Au milieu de l’excitation d’être choisi par une grande entreprise en tant que partenaire, les PME doivent se rappeler que les grandes entreprises s’attachent d’abord à elles-mêmes. Un homme d'affaires devrait toujours avoir le courage et la sagesse d'utiliser la loi pour s'assurer que son intérêt est pris en compte
J'ai lu l’histoire de la start-up technologique chinoise soutenue par Google, Mobvoi, avec le géant chinois des smartphones Xiaomi. Le point crucial est que la start-up naissante était si enthousiaste à l'idée de s'associer à Xiaomi qu'elle n'a pas pris la peine d'obtenir un contrat écrit approprié avant de démarrer le projet.
Après trois mois de travail, impliquant la «RP combinée» et l’intégration de la technologie de reconnaissance vocale de Mobvoi dans la smart TV de Xiaomi, Xiaomi a finalement passé un accord formel obligeant le démarrage à perdre tous ses droits et à fournir un service gratuit pendant trois ans.
En tant qu'avocate qui a travaillé avec de nombreuses jeunes startups, cette histoire est étrangement familière.
La grande illusion de la marque
Avec le potentiel de croissance que les grandes marques pourraient offrir, tant du point de vue monétaire que public, les petites entreprises s’empressent de travailler avec elles et ont tendance à négliger les procédures juridiques de base conçues pour protéger leurs intérêts. Ils supposent souvent que ces organisations sont dignes de confiance. J'appelle ce phénomène l'illusion de la grande marque et cela peut s'avérer médiocre pour les petits joueurs.
Dans la plupart des cas, ils ont tellement faim du travail qu'ils ignorent ou signent aveuglément les conditions qui leur sont accordées par la grande marque. Ils ont souvent la mentalité qu'ils n'ont pas le pouvoir de négocier les conditions, alors pourquoi se donner la peine de revoir les contrats écrits par les grandes marques? Ils n'osent pas et n'exprimeront pas leurs propres conditions de peur de perdre l'accord.
Ce que l’on ignore, c’est que les lois sont toujours promulguées pour protéger les petites entreprises, mais les grandes entreprises respectent les termes de leurs contrats, qui stipulent que la petite entreprise a «accepté» de renoncer à leur protection.
J'ai quelques études de cas à partager qui devraient illustrer l'importance des accords.

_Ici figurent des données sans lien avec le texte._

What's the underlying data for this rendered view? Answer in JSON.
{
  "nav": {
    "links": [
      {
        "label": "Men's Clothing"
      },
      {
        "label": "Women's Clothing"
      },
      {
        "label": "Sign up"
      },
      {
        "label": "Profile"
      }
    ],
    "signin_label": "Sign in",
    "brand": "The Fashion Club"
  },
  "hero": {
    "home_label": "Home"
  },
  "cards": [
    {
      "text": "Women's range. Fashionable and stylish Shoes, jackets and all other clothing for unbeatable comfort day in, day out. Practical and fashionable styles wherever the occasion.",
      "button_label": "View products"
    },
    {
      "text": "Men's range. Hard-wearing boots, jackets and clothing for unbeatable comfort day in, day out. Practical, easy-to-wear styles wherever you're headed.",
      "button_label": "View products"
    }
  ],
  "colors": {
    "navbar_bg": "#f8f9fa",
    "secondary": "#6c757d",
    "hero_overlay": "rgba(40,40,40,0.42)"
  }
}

Cas A: Violation de brevets
Mon client était une entreprise de conception qui a été embauchée pour concevoir des sièges de première classe entièrement inclinables pour Airline A. À une époque où une compagnie aérienne concurrente, Airline B, se précipitait pour être la première à sortir ce genre de marque. -nouveaux sièges sur le marché.

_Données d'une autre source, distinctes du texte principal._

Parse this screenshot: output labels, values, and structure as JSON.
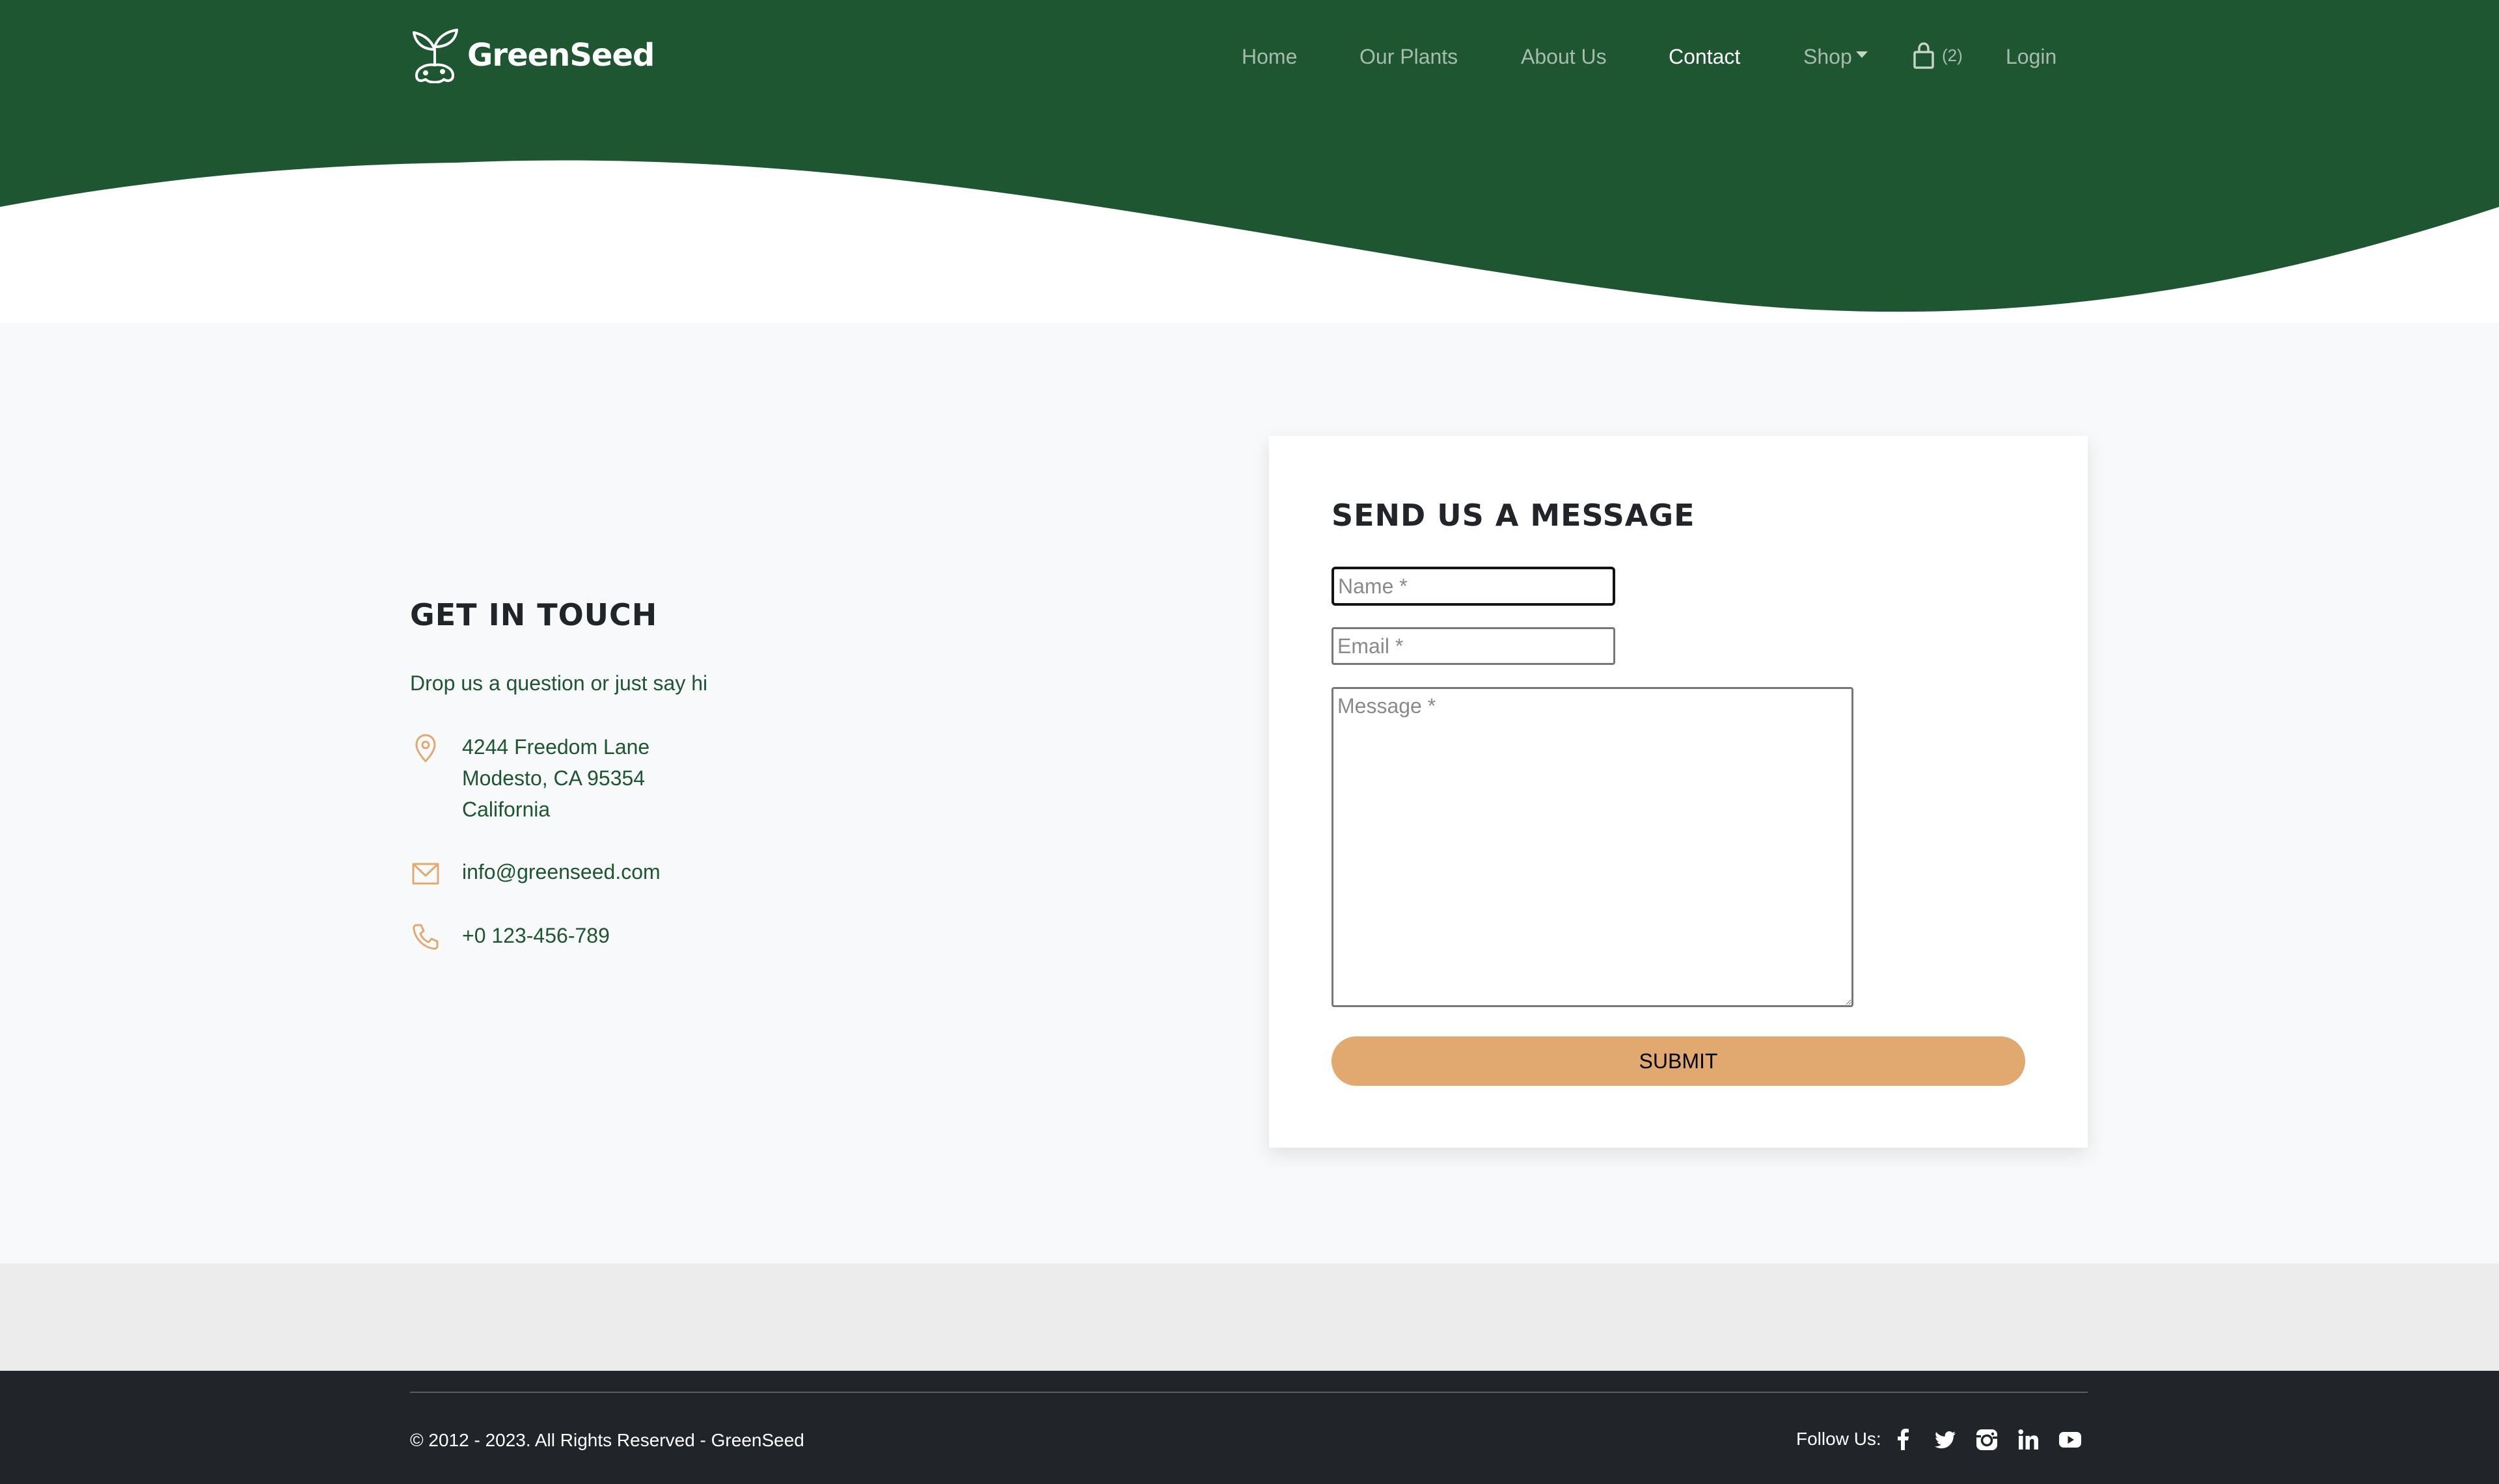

Désormais, la compagnie aérienne A a demandé à mon client de signer plusieurs contrats de service avant de procéder à la transaction. Une clause de l’accord m’a frappé: il fallait que mon client indemnise la compagnie aérienne quant à l’originalité de ses conceptions et que ses conceptions ne contrevenaient pas aux droits de propriété intellectuelle d’autrui.
J'ai dit à mon client que cette clause avait deux parties importantes. Le premier concernait l'originalité du design et le second était l'indemnisation des DPI. Bien que mon client puisse garantir et représenter que la conception était effectivement «originale», il ne serait pas en mesure de garantir que la conception «originale» ne violerait aucun DPI. La compagnie aérienne, avec ses vastes ressources juridiques, devrait faire preuve de diligence raisonnable et vérifier si la conception violerait les droits de propriété intellectuelle d’autres personnes.

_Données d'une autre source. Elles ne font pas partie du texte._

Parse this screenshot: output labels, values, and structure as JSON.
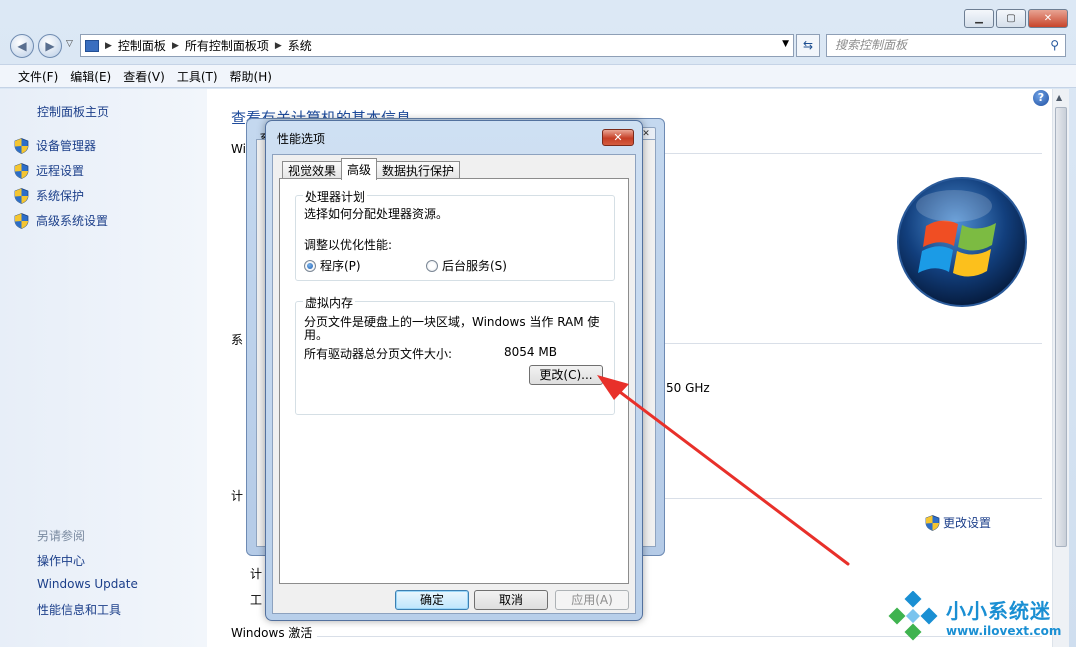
{
  "window": {
    "controls": {
      "minimize": "▁",
      "maximize": "▢",
      "close": "✕"
    },
    "breadcrumb": [
      "控制面板",
      "所有控制面板项",
      "系统"
    ],
    "search_placeholder": "搜索控制面板"
  },
  "menu": [
    "文件(F)",
    "编辑(E)",
    "查看(V)",
    "工具(T)",
    "帮助(H)"
  ],
  "left": {
    "home": "控制面板主页",
    "tasks": [
      "设备管理器",
      "远程设置",
      "系统保护",
      "高级系统设置"
    ],
    "see_also": "另请参阅",
    "links": [
      "操作中心",
      "Windows Update",
      "性能信息和工具"
    ]
  },
  "main": {
    "heading": "查看有关计算机的基本信息",
    "frag_win": "Wi",
    "frag_sys": "系",
    "frag_ghz": "50 GHz",
    "frag_calc": "计",
    "frag_calc2": "计",
    "frag_work": "工",
    "activation": "Windows 激活",
    "change_settings": "更改设置",
    "help": "?"
  },
  "sysprops": {
    "title": "系"
  },
  "perf": {
    "title": "性能选项",
    "close": "✕",
    "tabs": [
      "视觉效果",
      "高级",
      "数据执行保护"
    ],
    "processor": {
      "legend": "处理器计划",
      "desc": "选择如何分配处理器资源。",
      "adjust_label": "调整以优化性能:",
      "opt_programs": "程序(P)",
      "opt_background": "后台服务(S)"
    },
    "vm": {
      "legend": "虚拟内存",
      "desc_line1": "分页文件是硬盘上的一块区域，Windows 当作 RAM 使",
      "desc_line2": "用。",
      "total_label": "所有驱动器总分页文件大小:",
      "total_value": "8054 MB",
      "change_button": "更改(C)..."
    },
    "buttons": {
      "ok": "确定",
      "cancel": "取消",
      "apply": "应用(A)"
    }
  },
  "watermark": {
    "cn": "小小系统迷",
    "url": "www.ilovext.com"
  },
  "colors": {
    "accent_link": "#1c3f8a",
    "annotation_arrow": "#e8302a",
    "watermark": "#1a8fd3"
  }
}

Mon client a tenu compte de mes conseils, bien que l’avocat de la compagnie ait insisté sur le fait qu’aucun autre fournisseur de services n’avait jamais eu de problème avec leurs contrats de services et était prêt à renoncer à la transaction même si la compagnie aérienne n’avait pas modifié la clause. En fin de compte, la compagnie aérienne a cédé. La clause a été modifiée et mon client a poursuivi le travail.
Après le lancement des sièges, Airline A a été poursuivie par Airline B pour «violation de brevets». Mon client m'a appelé pour me remercier de mes conseils, ce qui les a essentiellement évités d'être pris entre les deux compagnies aériennes.
Cas B: Longues heures et quotas sans fin
Je représentais une petite entreprise locale de collecte de vieux papiers qui avait grandi et une organisation semi-gouvernementale voulait les acquérir.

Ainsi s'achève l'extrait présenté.